Elle monta l’escalier jusqu’à son appartement d’un pas lourd. La porte de Mme Ostermann s’ouvrit quand Müller s’arrêta sur son palier. Cette satanée bonne femme devait sûrement la surveiller.
— Madame Müller, est-ce que tout va bien entre vous et votre mari ? Je ne l’ai pas beaucoup vu dans les parages ces derniers temps.
— Je ne crois pas que cela vous regarde, citoyenne Ostermann, s’écria-t-elle en se tournant vers la curieuse.
La femme souffla avec bruit en rentrant chez elle. Une fois la porte fermée, Müller lui fit un doigt d’honneur. Elle n’était pas d’humeur.
Le cœur lourd, l’inspectrice rentra chez elle. À partir de maintenant, ce serait assez calme pour Ostermann puisqu’elle vivrait toute seule.
Après avoir fermé la porte de l’appartement, elle s’affala sur le canapé, envahie par l’épuisement de ces derniers jours, de ces dernières semaines. Elle posa les deux lettres officielles sur la table basse et décacheta celle en provenance d’Allemagne de l’Ouest, se doutant un peu de qui en était l’auteur. Elle refoula les larmes qui commençaient à lui piquer les yeux en lisant la lettre dactylographiée, datée de deux jours plus tôt :
Heilbronn,
République fédérale d’Allemagne
Chère Karin,
Je regrette qu’il ait fallu en arriver là, de ne pas avoir eu l’occasion de te voir avant de partir. Tu dois maintenant savoir que ces clichés pris à la maison de correction n’étaient que des photomontages. Néanmoins, après ce que tu m’as dit de ta relation avec Tilsner, la proposition que l’on m’a faite de quitter la RDA me paraissait trop intéressante pour la refuser.
Je continue de penser à toi avec affection, malgré tout. Nous avons vécu de bons moments ensemble. Cependant, j’ai toujours eu l’impression qu’il manquait quelque chose à ta vie, que tu éprouvais une profonde tristesse que je n’ai jamais pu pallier. Tu trouveras peut-être quelqu’un qui y parviendra.

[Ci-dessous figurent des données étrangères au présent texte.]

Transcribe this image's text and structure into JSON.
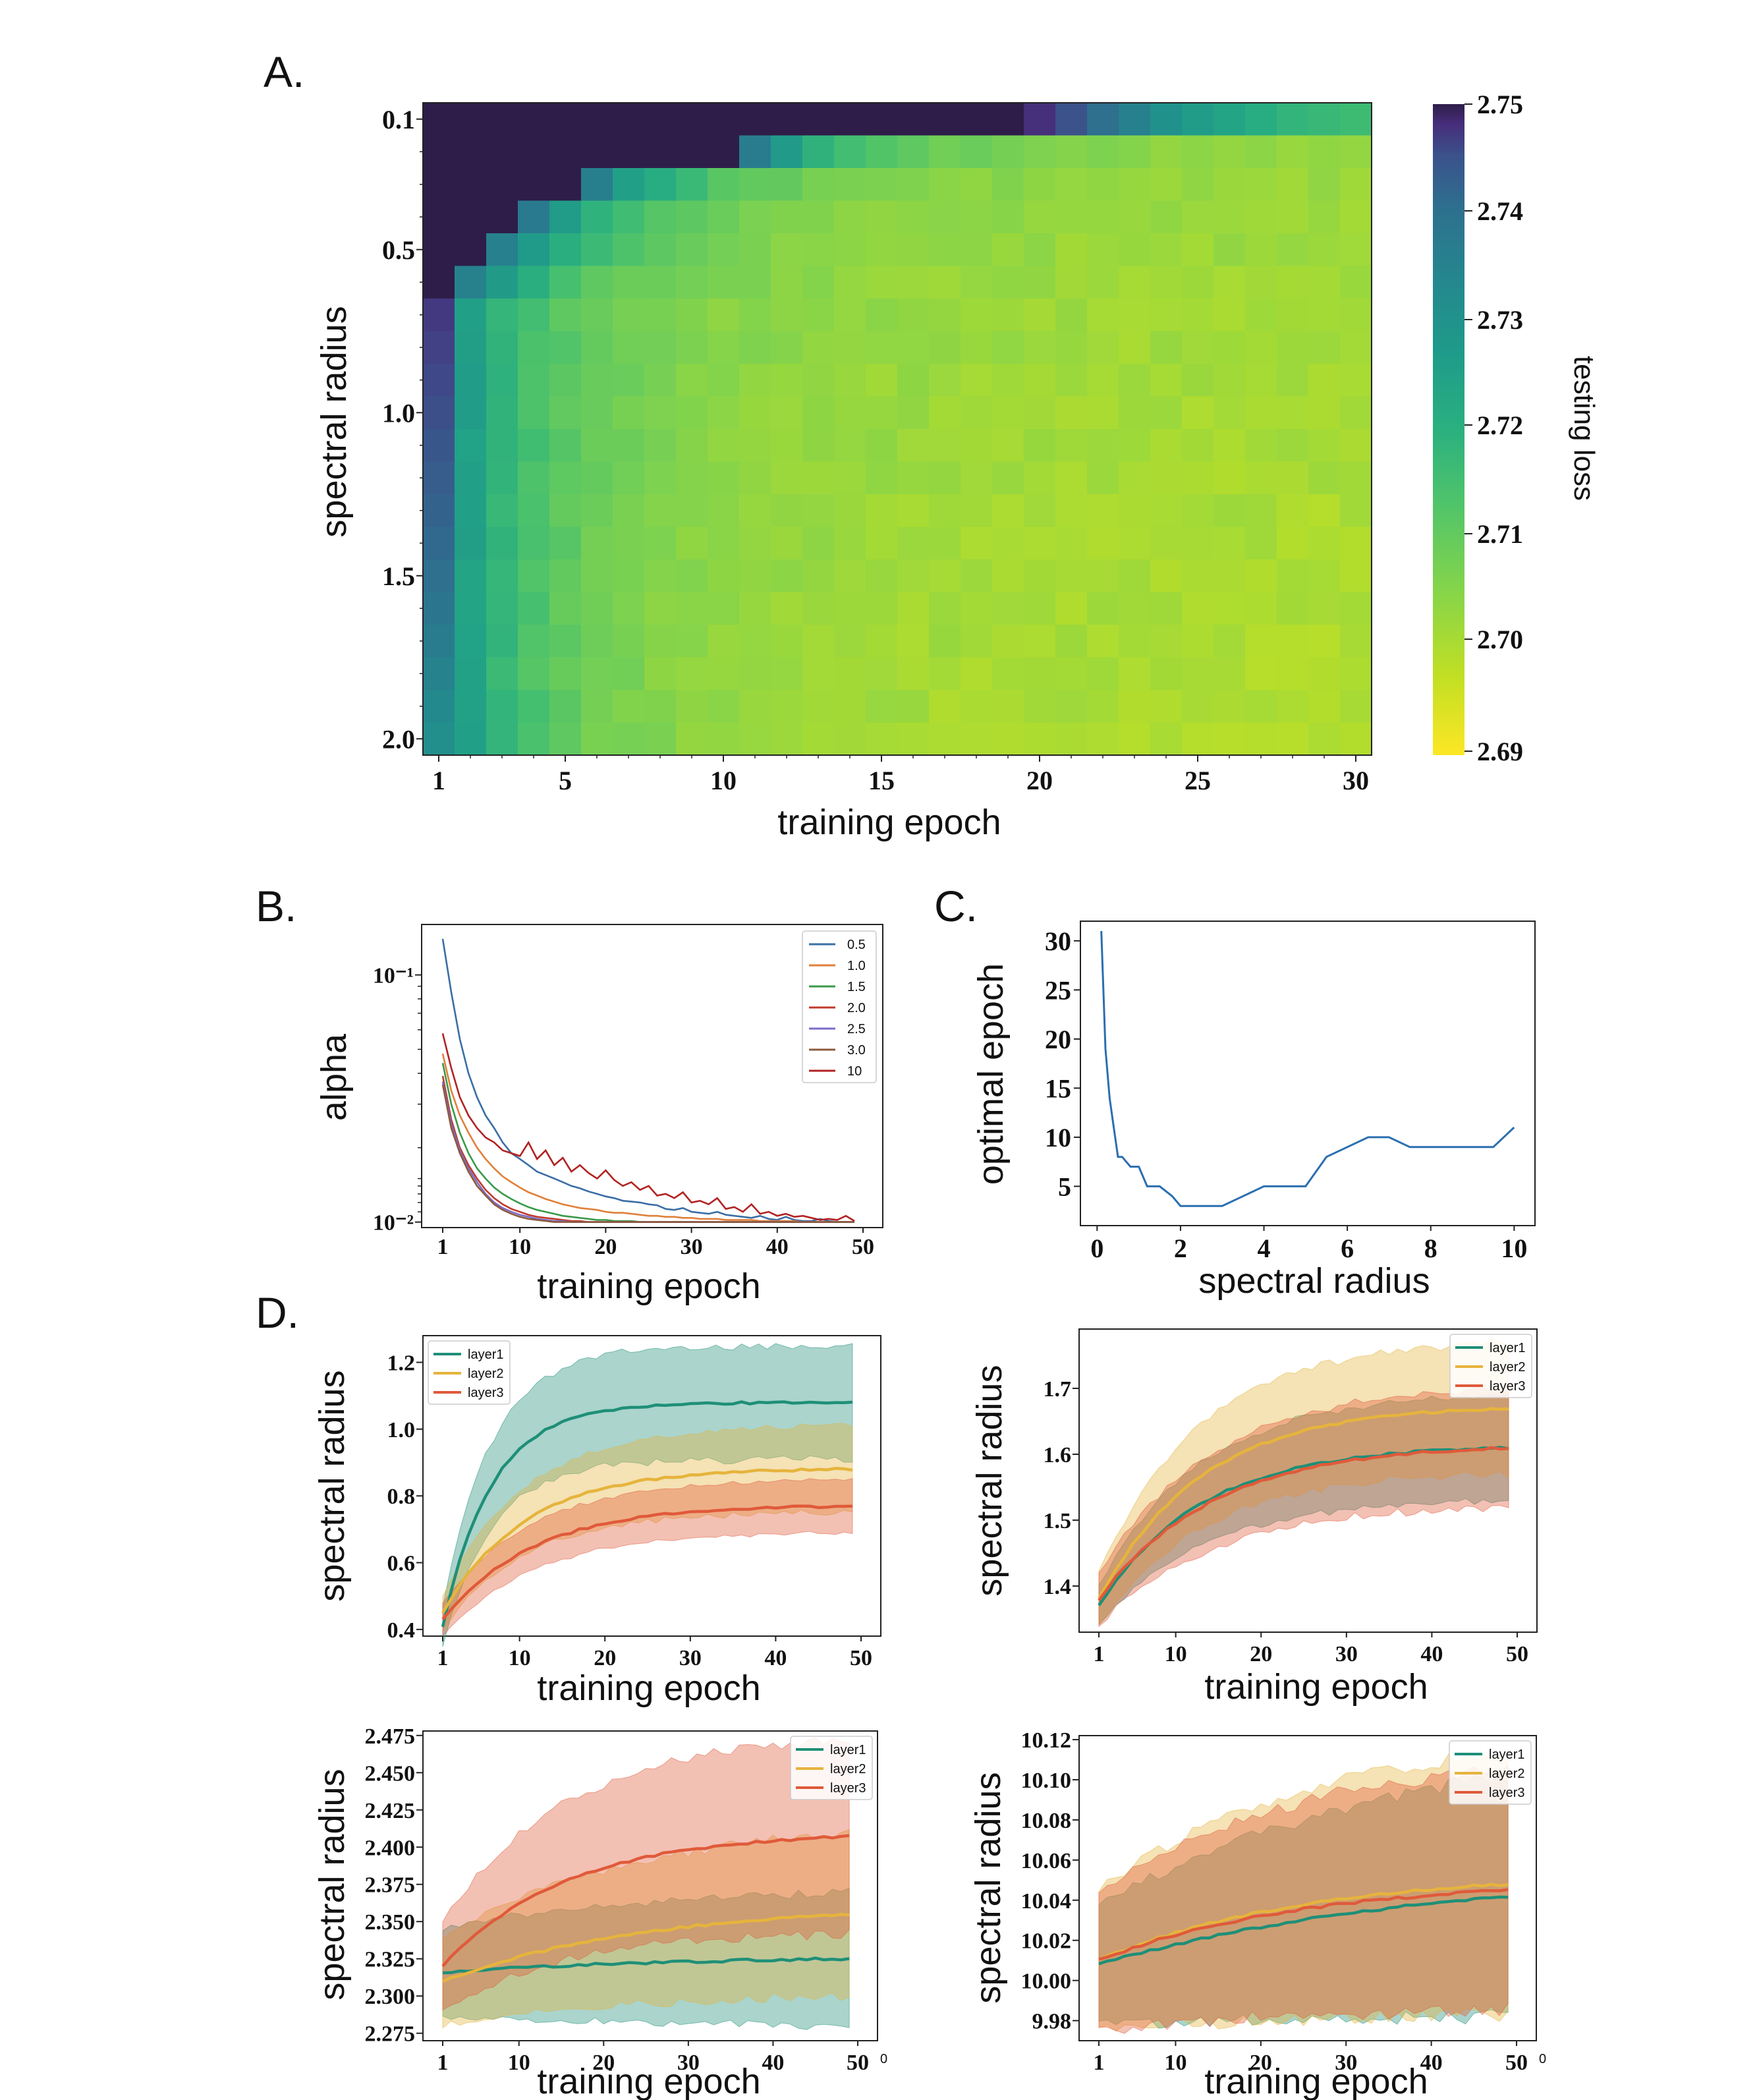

Tout cela pour te dire que je n’éprouve aucune rancune. J’espère pouvoir te rendre visite un jour, que nous resterons au moins bons amis et que tu garderas un bon souvenir de moi.
J’espère obtenir un emploi assez vite malgré le fort taux de chômage à l’Ouest. Les bons professeurs de mathématiques ne courent pas les rues et, demain, je vais me renseigner sur un poste à Bad Wimpfen, une petite ville près d’ici dans un joli coin sur le Neckar. C’est très excitant bien qu’un peu effrayant.
Ne m’en veux pas.
À la fin de la lettre, seuls son nom et un X symbolisant un baiser étaient manuscrits.
Sans prêter attention aux deux autres lettres, Karin se rendit dans sa chambre, attrapa la clé en haut de l’armoire et s’assit au bout du lit pour ouvrir le tiroir.
Parfois, le simple fait de caresser la layette suffisait à la réconforter. Pas aujourd’hui. D’un geste délicat, elle posa sur le lit les deux piles de vêtements pour bébé, l’une bleue et l’autre rose. Elle les caressa en pleurant. Ce n’était pas d’un fils ou d’une fille que Pawlitzki avait été privé, mais des deux. Une grossesse gémellaire non désirée qui, si elle était arrivée à son terme, aurait coûté à Müller sa carrière dans la police.
Des jumeaux qu’elle ne pourrait jamais remplacer.
Le lieutenant Karin Müller avait perdu ses bébés et son mari, elle ignorait si son adjoint survivrait à ses blessures, mais elle avait sauvé une jeune fille. Elle espérait qu’Irma Behrendt trouverait le bonheur et profiterait au mieux de sa seconde chance.